Simple 1D Stress FE Model
 

Hello, I am reading a book about finite elements with regards to stress analysis. I'm pretty sure the book is full of mistakes, which makes following and doing the examples fairly difficult.
I have posted a 1D analysis from the book, I'm not even sure how he comes up with some of the numbers in the calculations.

I do understand the method but what hasn't exactly "clicked" is the sign convention or the displacement of each node equating to the change in element length. The author has (u1-u2), then on the last element he switches to (u4-u3), is there a reason for this or is it because u4 is the last node?

Would someone mind having a really quick look at the images I posted to give their oppinion. But definetely his answers do not satisfy the simulataneous equations.

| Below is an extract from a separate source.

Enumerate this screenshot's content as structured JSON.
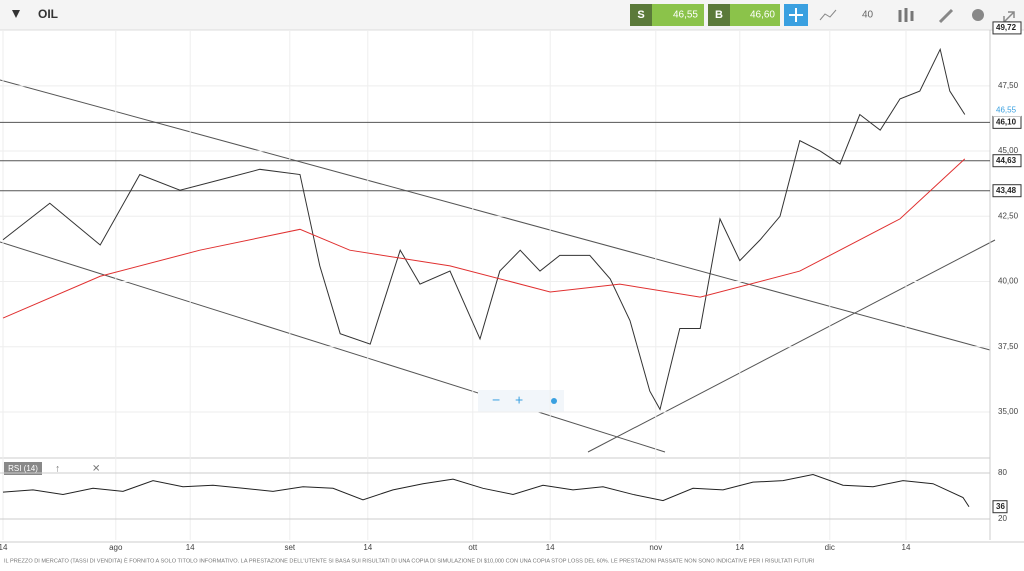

Thanks a lot for your time.

http://img2.imageshack.us/img2/3816/scan0001xo.jpg
http://img203.imageshack.us/img203/8407/scan0002r.jpg
http://img242.imageshack.us/img242/3311/scan0003e.jpg
http://img43.imageshack.us/img43/5510/scan0004al.jpg

FEM beams
 

Hi Jonny,
just a quick glance to the rod in compression (I'm sorry but I haven't time to go in the details of formulas, especially for debug an error!).
If you are interested in beams I have developed a solver. First for FSI of cantilever beams in 2D and then a general one valid for 3d space frame.
You can take a look to this paper (in Italian) http://www.pcm.unifi.it/Aias/XXXI_CO...TI/PDF/149.pdf.
I have also a MathCAD worksheet implementation for 3d space frame (but I still haven't published a pdf version on the web); the version valid for plane stress is here: http://www.uniroma2.it/didattica/TCM..._piano_TCM.pdf.
We have also used 3d beam in FSI in the past: in this case you have to create an interface between the FEM nodes at the centre of the cross section and the CFD nodes on the actual skin.

MEB